29 junio, 2017. Por

Colossal

Nacho Vigalondo, monstruos gigantes y Anne Hathaway
Colossal

Bárbara Goenaga en Cronocrímenes, Michelle Jenner en Extraterrestre, Sasha Grey en Open Windows y Anne Hathaway en Colossal: chicas sexys y misteriosas, chicas inteligentes y luchadoras. Los personajes femeninos son algo crucial en el puzzle vigalondiano.

En esta ocasión, Gloria, la protagonista, representa la quintaesencia de todo esto: hablamos de una chica que emigra a la gran ciudad en busca de una vida mejor; pero, y como suele ocurrir en demasiadas ocasiones, las cosas no salen como uno las había planeado y los problemas se van amontonando encima de su cabeza hasta que la aplastan. Problemas de todo tipo: laborales, sentimentales, sentimentales…

Gloria decide entonces volver a su pueblo natal con la idea de empezar de nuevo, o simplemente huir, o todo a la vez. Y encima, al igual que John McClane en Jungla de cristal, deberá encarar todos estos problemas con una perpetua resaca que la persigue durante todo el metraje y que no hace sino enriquecer, tanto su personaje como su interpretación.

En toda esta primera parte, Nacho Vigalondo se enfrenta a uno de los peores enemigos de la ficción en general y del cine en particular, la normalidad. Es decir, hacer de lo normal algo vibrante, seductor, interesante y entretenido. Filmar lo normal, lo cotidiano e incluso lo ordinario, y hacerlo con gracia, con estilo y sin perder, ni el pulso narrativo ni la atención del espectador. Este es siempre un difícil y complejo reto que Vigalondo afronta con seguridad y personalidad.
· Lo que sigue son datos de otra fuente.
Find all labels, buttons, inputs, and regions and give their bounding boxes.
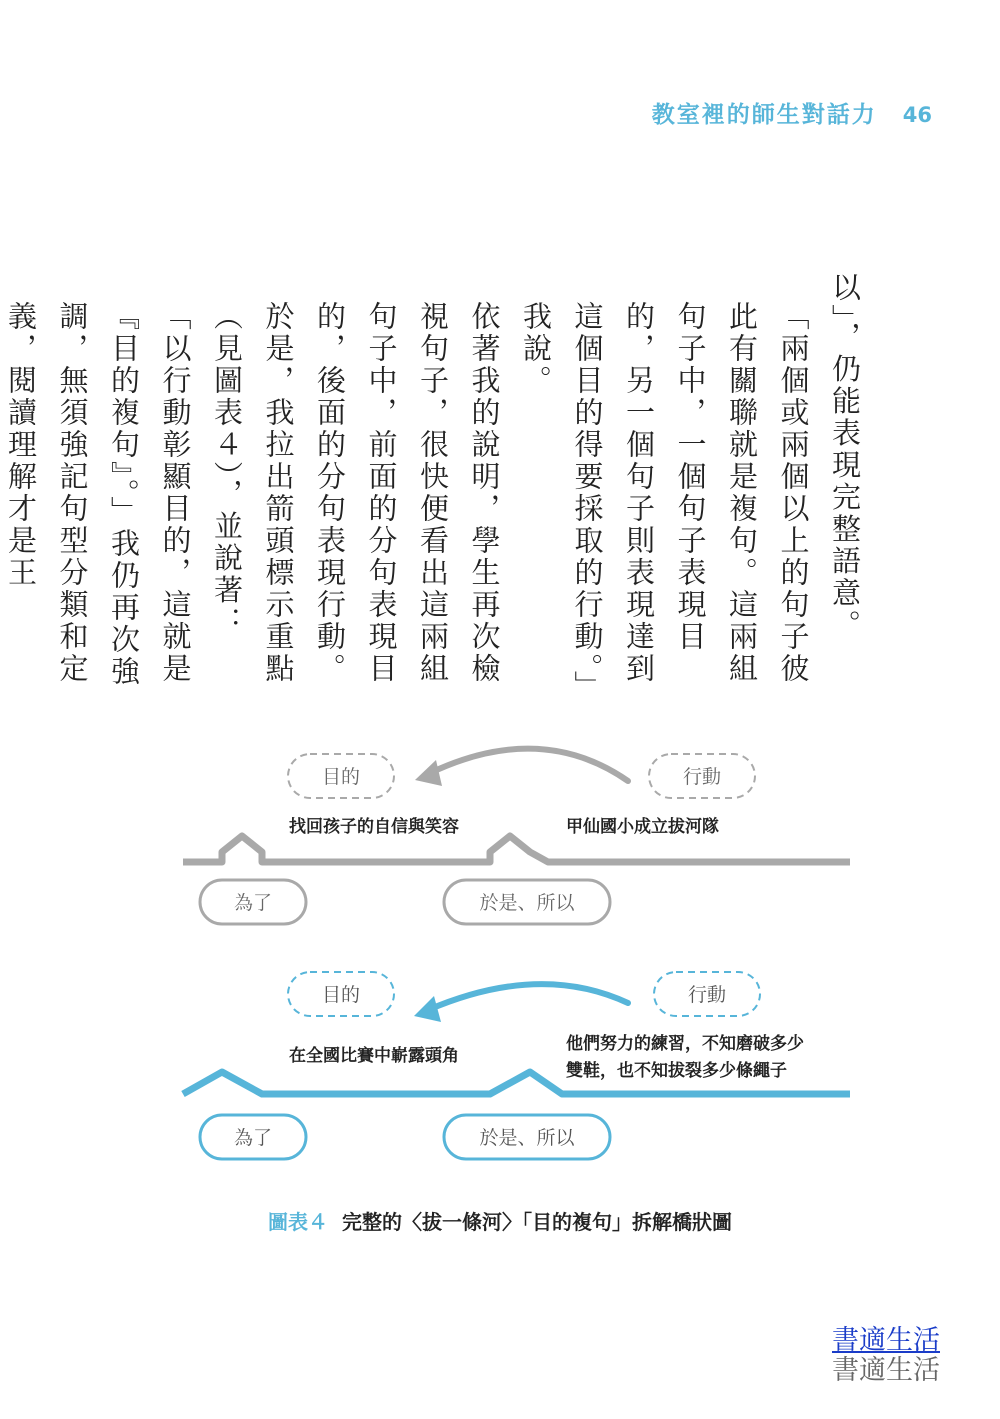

No hay histrionismos, no hay sobre actuaciones, no hay Princesas por sorpresa ni nada por el estilo: Hathaway tiene el punto exacto de sal y logra una interpretación precisa y sorprendente. Director y actriz están tan conectados como el monstruo y Gloria y nos regalan un buen puñado de minutos de elegancia y madurez cinematográfica.
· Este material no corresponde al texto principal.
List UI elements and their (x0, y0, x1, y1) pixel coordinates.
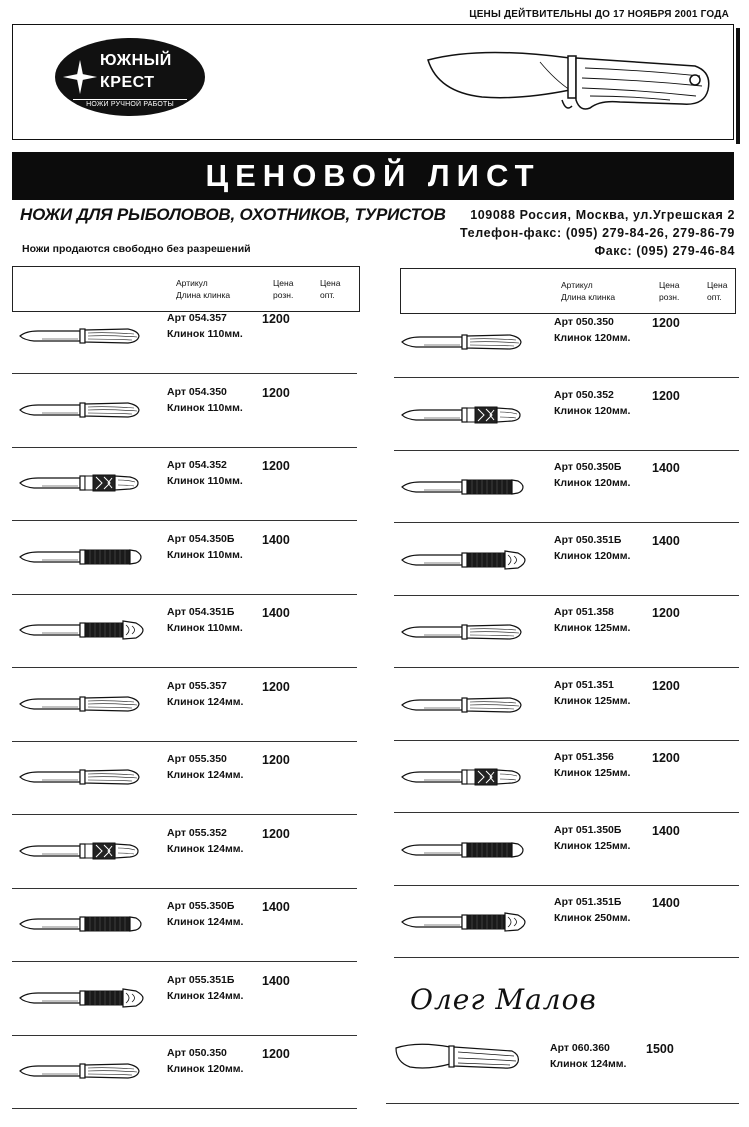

“Peli de catástrofes, comedia, ciencia ficción, Vigalondo tensa la cuerda de lo inverosímil, de lo absurdo, de lo disparatado, pero él sabe hacer que todo esto funcione”

 

Pero los problemas regresan cual boomerang, otros problemas, y es aquí donde la película gira 180 grados. Aparece en escena Dan Stevens como Oscar, un viejo amigo de Gloria que, al contrario que ella, nunca abandonó el pueblo y sobrevive como puede gracias a un bar. En este punto creo que podríamos empezar a hablar de un trío, ya que, en medio de ese posible o no posible affaire entre Gloria y Oscar, aparece también en escena el famoso monstruo antes mencionado. Una gigantesca y repentina criatura que está destruyendo Seúl y que, como digo, mantiene una conexión con Gloria, conexión de la que obviamente no hablaré a menos que quiera ser devorado por otro monstruo llamado spoiler.

De repente, somos testigos de un kaiju tipo Godzilla que cambia de escenario, esta vez no es Tokio sino las calles de la capital surcoreana las que sufren las devastadoras consecuencias de la gigantesca criatura. Peli de catástrofes, comedia, ciencia ficción, Vigalondo tensa la cuerda de lo inverosímil, de lo absurdo, de lo disparatado, pero él sabe hacer que todo esto funcione. Así que lo mejor es disfrutar y dejarse llevar por su inusitada capacidad de riesgo, por su inagotable virtuosismo visual, por su singular talento para el mix y por su insobornable auto-fidelidad.